Ne t’a-t-Il pas fait sentir et connaître la perdition, puis t’a guidé ?
Ne t’a-t-Il pas fait ressentir le besoin, puis Il t’a enrichi ?" (V. 5 à 8) 

Regarde comment Dieu fait bien les choses : durant ce processus de développement, Il t’a fait sentir la peine de la séparation de l’orphelin, afin de t’adopter par la suite et que tu puisses bien accueillir et célébrer cet accueil, cette Maison d’accueil qui est Dieu, ce Parent d’accueil. Aussi, Il t’a fait vivre ce moment de perdition afin que tu puisses après célébrer le moment de retrouvailles. Enfin, Il t’a fait connaître le besoin, afin que tu demandes et ressentes l’urgence liée à ce besoin.

D’ailleurs, les histoires des Prophètes (que Dieu continue de nourrir leur être ainsi que notre connexion à eux) nous sont contées pour nous inspirer. Dieu les a préparés dans l’ultime besoin afin qu’ils puissent cultiver cette urgence, ce besoin. Puis de ce besoin vient par la suite la satisfaction. Toujours, entre pauvreté et richesse.

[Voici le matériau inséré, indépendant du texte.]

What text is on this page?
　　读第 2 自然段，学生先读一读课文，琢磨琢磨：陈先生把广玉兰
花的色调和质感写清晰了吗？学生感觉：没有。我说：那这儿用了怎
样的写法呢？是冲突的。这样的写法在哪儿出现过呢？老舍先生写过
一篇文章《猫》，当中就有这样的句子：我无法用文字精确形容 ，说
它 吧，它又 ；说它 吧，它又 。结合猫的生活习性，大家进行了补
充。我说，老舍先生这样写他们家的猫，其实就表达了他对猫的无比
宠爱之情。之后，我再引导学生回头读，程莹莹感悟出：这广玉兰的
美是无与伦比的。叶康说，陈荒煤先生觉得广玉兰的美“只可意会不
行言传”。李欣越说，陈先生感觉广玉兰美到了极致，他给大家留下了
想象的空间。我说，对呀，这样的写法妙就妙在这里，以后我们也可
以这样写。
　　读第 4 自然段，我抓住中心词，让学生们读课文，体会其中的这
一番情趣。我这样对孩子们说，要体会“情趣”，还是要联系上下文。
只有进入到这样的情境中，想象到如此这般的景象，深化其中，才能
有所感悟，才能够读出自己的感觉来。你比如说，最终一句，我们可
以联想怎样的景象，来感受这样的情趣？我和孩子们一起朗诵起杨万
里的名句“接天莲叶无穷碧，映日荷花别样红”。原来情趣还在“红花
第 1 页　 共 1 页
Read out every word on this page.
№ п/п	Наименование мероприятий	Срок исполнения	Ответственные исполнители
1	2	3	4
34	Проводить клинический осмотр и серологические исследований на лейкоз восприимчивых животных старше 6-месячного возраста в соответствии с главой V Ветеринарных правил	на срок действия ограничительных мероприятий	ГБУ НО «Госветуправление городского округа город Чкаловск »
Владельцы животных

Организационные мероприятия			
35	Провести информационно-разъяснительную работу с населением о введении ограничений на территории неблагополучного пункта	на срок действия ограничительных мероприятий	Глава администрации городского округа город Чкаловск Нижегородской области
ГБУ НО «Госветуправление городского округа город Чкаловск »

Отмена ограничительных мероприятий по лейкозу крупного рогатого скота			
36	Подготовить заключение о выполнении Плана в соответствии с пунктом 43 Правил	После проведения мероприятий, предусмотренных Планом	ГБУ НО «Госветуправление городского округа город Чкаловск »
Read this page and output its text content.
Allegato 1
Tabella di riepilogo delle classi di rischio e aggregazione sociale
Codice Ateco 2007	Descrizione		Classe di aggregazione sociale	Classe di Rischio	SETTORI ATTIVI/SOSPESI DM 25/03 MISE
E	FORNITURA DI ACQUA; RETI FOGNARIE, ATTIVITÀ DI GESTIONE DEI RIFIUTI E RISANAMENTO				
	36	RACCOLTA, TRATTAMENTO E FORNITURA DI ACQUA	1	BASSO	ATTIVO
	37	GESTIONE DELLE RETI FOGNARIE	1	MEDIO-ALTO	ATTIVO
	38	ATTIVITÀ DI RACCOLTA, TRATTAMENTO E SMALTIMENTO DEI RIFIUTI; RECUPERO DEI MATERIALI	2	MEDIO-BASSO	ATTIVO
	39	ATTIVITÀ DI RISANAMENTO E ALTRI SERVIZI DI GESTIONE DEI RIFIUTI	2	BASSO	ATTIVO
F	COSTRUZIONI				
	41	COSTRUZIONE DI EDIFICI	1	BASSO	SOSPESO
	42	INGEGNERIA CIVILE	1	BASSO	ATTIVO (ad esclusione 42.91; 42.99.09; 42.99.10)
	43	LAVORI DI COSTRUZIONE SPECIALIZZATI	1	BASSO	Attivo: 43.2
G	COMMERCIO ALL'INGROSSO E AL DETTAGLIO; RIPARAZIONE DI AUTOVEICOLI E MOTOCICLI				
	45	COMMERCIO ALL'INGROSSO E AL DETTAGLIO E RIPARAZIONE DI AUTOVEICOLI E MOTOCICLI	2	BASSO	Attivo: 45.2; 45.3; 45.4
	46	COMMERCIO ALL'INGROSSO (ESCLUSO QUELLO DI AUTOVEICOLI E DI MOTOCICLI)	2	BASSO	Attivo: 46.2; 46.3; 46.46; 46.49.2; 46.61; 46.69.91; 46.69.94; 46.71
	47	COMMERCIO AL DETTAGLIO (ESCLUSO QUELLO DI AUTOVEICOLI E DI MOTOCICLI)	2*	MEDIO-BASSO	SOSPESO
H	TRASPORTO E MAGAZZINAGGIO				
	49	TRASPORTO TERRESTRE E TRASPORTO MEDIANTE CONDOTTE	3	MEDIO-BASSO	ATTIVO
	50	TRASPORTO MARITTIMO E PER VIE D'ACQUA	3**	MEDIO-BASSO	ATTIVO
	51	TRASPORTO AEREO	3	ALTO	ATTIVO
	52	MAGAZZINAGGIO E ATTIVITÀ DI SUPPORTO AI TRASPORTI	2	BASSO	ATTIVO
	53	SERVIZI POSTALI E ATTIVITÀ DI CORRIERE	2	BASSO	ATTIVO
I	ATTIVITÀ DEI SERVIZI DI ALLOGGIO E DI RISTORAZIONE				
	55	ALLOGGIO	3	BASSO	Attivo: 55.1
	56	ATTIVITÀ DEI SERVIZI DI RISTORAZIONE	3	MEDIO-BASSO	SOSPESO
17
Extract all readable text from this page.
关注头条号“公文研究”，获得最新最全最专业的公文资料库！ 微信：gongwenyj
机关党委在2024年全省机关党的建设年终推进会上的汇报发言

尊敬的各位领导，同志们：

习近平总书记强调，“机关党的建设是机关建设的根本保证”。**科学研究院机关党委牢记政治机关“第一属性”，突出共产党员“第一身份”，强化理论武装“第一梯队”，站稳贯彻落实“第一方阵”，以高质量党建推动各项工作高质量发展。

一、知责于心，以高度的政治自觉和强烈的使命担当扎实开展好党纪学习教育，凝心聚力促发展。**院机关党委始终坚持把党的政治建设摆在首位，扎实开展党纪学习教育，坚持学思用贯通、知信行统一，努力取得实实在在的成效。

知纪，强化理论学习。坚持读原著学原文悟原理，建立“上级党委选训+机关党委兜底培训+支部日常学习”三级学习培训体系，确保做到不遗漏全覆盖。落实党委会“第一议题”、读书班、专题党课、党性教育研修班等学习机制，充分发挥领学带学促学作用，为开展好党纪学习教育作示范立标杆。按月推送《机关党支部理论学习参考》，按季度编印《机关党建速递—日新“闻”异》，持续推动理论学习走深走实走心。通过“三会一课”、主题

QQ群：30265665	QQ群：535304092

Une fois cette bonne nouvelle annoncée, cette “théorie” expliquée, Dieu nous donne les travaux pratiques à mettre en œuvre afin d’atteindre ce développement émotionnel. Ceci pour ceux qui souhaitent travailler sur eux et continuer à sentir cet amour qui vient de Dieu, pour ceux qui veulent continuer à cueillir et accueillir, jusqu’à pouvoir célébrer leur maturité spirituelle.

Si tu veux devenir une personne accomplie, sache que ce phénomène se passe au fond de toi. Voilà le cheminement spirituel que Dieu nous enseigne : l’émotionnel comme porte du spirituel. Notons bien qu’il s’agit bien là de l’exégèse d’une sourate du Qor’an, pas d’une vague notion de New Age. C’est la Parole Divine qui nous enseigne la Voie à suivre.

 

“Quant à l’orphelin, sois doux et gentil avec lui”
“Et le mendiant, et la personne qui vient te demander quelque chose, fais preuve de gentillesse envers elle"(V.9 et 10)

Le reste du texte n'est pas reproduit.